Isadora não se contenta em desempenhar apenas um papel. Ela é múltipla. Conecta-se de várias formas. Arrisca-se também como DJ. Em Alto Paraíso participa de um coletivo de artistas que realizam eventos, projetos e exibições. “Também faço decoração de festas, mas tem colegas do coletivo que fazem projeções, instalações, performances e etc. É tudo uma diversão e outra forma de me expressar em um ambiente sem julgamentos”, revela.
PRÓXIMOS PASSOS
Perguntada sobre quais são seus próximos passos, sua meta para o futuro, Isadora diz que quer continuar criando sorvetes e expandir suas vendas. “Estou com alguns projetos encaminhados para a Orangotango Sorvetes.

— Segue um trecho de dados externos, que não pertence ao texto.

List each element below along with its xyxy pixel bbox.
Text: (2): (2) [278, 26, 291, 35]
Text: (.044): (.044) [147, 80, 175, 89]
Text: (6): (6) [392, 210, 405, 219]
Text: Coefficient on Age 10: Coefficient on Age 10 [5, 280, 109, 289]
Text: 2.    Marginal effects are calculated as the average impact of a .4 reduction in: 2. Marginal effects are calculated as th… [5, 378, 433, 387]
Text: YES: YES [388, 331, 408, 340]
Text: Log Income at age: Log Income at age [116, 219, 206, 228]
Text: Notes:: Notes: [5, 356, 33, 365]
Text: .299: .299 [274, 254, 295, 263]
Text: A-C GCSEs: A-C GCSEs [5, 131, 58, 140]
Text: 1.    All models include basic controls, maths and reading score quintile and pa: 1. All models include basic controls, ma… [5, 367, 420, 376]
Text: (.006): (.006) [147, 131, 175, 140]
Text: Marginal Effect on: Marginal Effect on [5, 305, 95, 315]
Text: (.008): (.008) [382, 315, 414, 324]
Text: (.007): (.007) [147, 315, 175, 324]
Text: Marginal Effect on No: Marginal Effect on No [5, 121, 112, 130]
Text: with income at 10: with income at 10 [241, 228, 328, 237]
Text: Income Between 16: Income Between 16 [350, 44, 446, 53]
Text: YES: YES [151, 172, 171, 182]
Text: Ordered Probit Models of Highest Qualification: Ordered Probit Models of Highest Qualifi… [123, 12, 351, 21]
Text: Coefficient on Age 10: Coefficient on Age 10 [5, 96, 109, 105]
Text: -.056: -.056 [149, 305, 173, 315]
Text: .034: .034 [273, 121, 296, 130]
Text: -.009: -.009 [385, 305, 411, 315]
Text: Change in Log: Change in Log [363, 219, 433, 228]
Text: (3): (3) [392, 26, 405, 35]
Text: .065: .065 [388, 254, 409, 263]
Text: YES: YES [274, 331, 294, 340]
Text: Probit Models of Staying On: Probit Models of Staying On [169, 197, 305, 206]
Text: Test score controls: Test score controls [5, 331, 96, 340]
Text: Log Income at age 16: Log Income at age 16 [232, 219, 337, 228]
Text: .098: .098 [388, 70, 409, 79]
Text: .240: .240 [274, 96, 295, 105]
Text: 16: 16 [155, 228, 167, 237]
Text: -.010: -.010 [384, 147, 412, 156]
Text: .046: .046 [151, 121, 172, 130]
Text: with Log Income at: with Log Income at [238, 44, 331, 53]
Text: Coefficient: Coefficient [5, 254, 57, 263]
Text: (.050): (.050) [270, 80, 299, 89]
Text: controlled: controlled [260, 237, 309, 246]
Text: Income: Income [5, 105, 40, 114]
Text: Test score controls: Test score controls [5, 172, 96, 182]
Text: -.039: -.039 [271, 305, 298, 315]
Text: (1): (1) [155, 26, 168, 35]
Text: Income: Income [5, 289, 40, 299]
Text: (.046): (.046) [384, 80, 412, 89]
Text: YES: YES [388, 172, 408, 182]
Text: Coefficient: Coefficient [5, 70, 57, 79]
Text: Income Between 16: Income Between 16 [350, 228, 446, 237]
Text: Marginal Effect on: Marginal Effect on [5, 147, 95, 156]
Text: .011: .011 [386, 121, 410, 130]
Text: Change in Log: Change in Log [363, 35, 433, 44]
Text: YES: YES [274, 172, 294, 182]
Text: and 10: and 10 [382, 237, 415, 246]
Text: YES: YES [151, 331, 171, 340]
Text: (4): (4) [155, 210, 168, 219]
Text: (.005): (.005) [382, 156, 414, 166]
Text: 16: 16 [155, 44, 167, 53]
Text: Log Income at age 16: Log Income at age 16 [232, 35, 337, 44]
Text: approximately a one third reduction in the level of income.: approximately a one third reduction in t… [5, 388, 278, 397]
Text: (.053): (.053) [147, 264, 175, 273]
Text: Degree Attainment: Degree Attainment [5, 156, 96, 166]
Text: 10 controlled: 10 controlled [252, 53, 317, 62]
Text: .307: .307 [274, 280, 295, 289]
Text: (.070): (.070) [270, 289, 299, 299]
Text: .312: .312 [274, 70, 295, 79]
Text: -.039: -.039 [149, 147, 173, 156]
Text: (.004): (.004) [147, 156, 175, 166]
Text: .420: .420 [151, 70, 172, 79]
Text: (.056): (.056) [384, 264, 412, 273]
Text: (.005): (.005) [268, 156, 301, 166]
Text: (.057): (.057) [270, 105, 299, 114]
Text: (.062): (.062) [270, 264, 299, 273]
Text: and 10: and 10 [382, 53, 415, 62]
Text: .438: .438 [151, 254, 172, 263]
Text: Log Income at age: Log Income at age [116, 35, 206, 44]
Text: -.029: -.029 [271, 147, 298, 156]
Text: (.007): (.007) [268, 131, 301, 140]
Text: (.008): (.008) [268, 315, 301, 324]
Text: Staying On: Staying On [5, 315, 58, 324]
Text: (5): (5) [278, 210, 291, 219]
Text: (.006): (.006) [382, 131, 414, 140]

Também pretendo aprender novas técnicas de produção, mas estou esperando tomar a vacina contra Covid-19 para encarar aulas presenciais”, ressalva. E completa: “quero muito que essa pandemia acabe para poder ver minha família mais vezes e sem culpa”.
“Um ano depois eu sinto que tenho mais trabalho ainda a fazer! Novos desafios surgiram, mas acredito que com respeito à natureza, respeito à minha comunidade e com produtos de boa qualidade eu consigo chegar onde eu quero”, finaliza. A julgar pelos primeiros passos ninguém ousa duvidar que sua caminhada será longa e cheia de frutos pelo caminho.